Gözün gibi baktın, evlat mübarek.
“Gak” diyor su, “guk” diyor gübre.
Sevgi ve şefkatte sınır yok.
Dedik ya, evlat!
Ne olur sonunda biliyor musun?
Arkadaş alır başını gider, boyu seni geçer, ağaç gibi dalları olur.
Domates?
Bir tane vermez.
Niye versin, salak mı?
Ekmek, su hazır, ohhh…
Köklerini de büyütmez, nasıl olsa ayağına kadar geliyor her şey.
Kof mu kof bir beden.
Domates almak istiyorsan ona ölüm hissini tattıracaksın.
Aç, özellikle susuz kalacak, strese girip, “Allah, gidiyorum galiba, neslimi sürdürmek içim döl vermem lazım” diye panik olacak.
Köklerini su ve besin aramak için derinlere daldırıp güçlendirecek.
Bitkileri budamak da bu hissi uyandırır, bitki hemen bol bol sürgün, meyve verir.
Anadolu’da onun için, kardeşlenme öncesi buğday tarlasına koyun sürüsü sokarlar ki, koyunlar üstünden yesin biraz, buğday panik olup, toprağa kökleriyle sımsıkı sarılsın, bir sürü kardeş versin.
İnsan farklı mı?
Değil tabii, idam sehpasında çırpınan adamın sperm boşalttığı bilinir.
Zevkten değil herhalde?
Toplumlar da böyle çalışır aslına bakarsanız.
Ancak, kriz dönemlerinde toplumsal sıçramayı yapacak hamle oluşur.
Şimdiki sorunumuz, II. Dünya Savaş’ndan beri sürekli artan üretim ve refah(?) dünyada ciddi bir konfora düşkünlük ve miskinlik oluşturdu.
Evet, niteliksel olarak gıdaya, suya, sağlık hizmetine ulaşamayan kişi sayısı artıyor ama önemli olan kritik kitlenin durumudur.
Toplumsal sıçrama hamlesini yapacak olan bir kritik kitle vardır ve o yıllardır tüketim ideolojisinin baskısı altında edilgenleşmiş, göbek yapmış, pasifleşmiştir.
Kritik kitlenin keyfi kaçıp, strese girmesi lazım ki, meyve versin.
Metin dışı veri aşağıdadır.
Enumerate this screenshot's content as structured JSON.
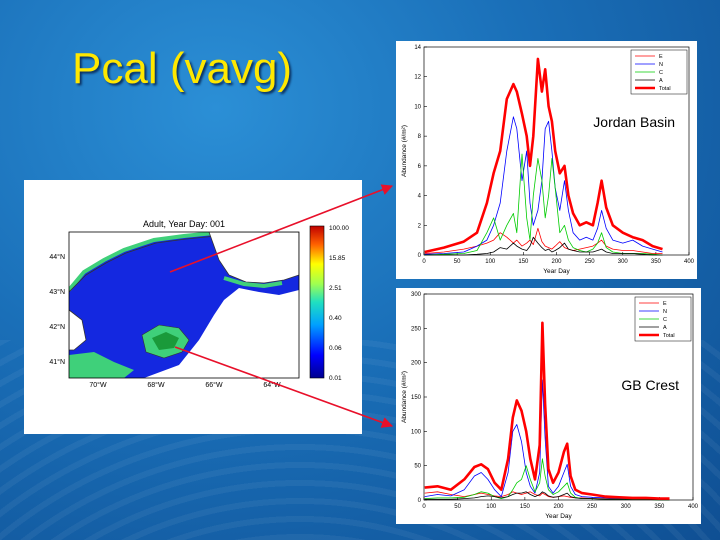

Şu anda yiyip, içip, boy veriyor.
Diyeceksiniz “krizdeyiz ya, daha ne olsun?”
Güldürmeyin beni, bunlar kriz mriz değil, toplumların belleğinden kriz bilgisi silindi de bilmiyoruz kriz nedir.
Dünya bu hımbıl yayılma haline ne kadar dayanır, bilmiyorum.
Bildiğim bir şey var ki, esaslı krizler esaslı sıçramayı doğurur.